What Does This Mean for the Prediction Markets Industry?
Hyperliquid's entry signals a fundamental shift in how prediction markets might be built and accessed. Rather than treating prediction markets as a separate category requiring dedicated platforms, Hyperliquid's thesis is that event contracts belong inside trading infrastructure alongside derivatives. This approach leverages existing trader bases, liquidity, and infrastructure rather than asking users to migrate to new venues.
The move also raises questions about whether Polymarket and Kalshi face competitive pressure. Polymarket proved people would trade information markets at scale; Kalshi proved they would do so within regulated rails. Hyperliquid did not have either problem to solve. It already had traders, liquidity, and one of the deepest derivatives venues in crypto. By adding outcome contracts to its existing platform, Hyperliquid can offer prediction trading as a feature rather than a destination, potentially capturing traders who want to combine event-based speculation with derivatives exposure.

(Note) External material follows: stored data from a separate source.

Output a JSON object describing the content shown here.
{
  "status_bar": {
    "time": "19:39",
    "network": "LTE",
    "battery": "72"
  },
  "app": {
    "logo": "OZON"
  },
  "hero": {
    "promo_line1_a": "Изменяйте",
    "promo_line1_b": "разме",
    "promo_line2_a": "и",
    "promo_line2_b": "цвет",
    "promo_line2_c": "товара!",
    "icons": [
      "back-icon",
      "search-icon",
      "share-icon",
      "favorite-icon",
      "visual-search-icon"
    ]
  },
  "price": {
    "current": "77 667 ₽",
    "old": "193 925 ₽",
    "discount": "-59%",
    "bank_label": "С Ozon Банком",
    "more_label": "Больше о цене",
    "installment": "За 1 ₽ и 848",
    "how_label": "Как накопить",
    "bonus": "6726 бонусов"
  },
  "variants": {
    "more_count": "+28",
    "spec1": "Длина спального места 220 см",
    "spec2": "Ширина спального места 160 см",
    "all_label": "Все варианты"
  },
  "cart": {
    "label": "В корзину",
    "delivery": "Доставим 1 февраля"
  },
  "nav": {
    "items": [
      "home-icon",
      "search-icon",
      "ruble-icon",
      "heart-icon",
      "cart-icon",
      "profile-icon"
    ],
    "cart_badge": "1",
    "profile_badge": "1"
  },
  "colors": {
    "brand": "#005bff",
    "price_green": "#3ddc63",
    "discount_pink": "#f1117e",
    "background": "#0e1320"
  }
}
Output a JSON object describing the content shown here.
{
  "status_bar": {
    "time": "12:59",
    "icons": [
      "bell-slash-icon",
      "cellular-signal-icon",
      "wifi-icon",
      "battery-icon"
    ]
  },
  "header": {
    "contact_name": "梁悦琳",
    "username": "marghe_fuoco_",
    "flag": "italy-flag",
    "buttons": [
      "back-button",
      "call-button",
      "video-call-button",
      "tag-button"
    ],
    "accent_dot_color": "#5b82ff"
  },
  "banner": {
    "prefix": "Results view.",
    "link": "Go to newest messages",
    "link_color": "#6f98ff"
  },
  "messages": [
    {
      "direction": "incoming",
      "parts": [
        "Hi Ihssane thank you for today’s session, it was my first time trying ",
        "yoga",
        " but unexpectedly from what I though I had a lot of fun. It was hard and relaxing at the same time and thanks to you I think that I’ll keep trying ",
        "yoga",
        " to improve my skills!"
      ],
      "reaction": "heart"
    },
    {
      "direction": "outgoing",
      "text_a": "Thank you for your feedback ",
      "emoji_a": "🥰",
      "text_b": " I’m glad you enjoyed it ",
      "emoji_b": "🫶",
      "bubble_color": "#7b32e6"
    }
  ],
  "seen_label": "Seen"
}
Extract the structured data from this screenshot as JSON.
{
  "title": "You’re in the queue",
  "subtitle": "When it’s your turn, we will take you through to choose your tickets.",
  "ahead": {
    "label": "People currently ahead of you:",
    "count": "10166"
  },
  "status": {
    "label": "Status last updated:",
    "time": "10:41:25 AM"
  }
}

The competitive landscape for prediction markets is no longer a two-horse race. Hyperliquid's $6 million day-one settlement volume suggests meaningful demand for integrated prediction trading, and the platform's developer-friendly architecture may enable use cases that standalone prediction markets cannot support. Whether this represents a fundamental advantage or a niche appeal remains to be seen, but the entry of a major derivatives exchange into prediction markets signals that the category is maturing beyond its early-stage, specialized origins.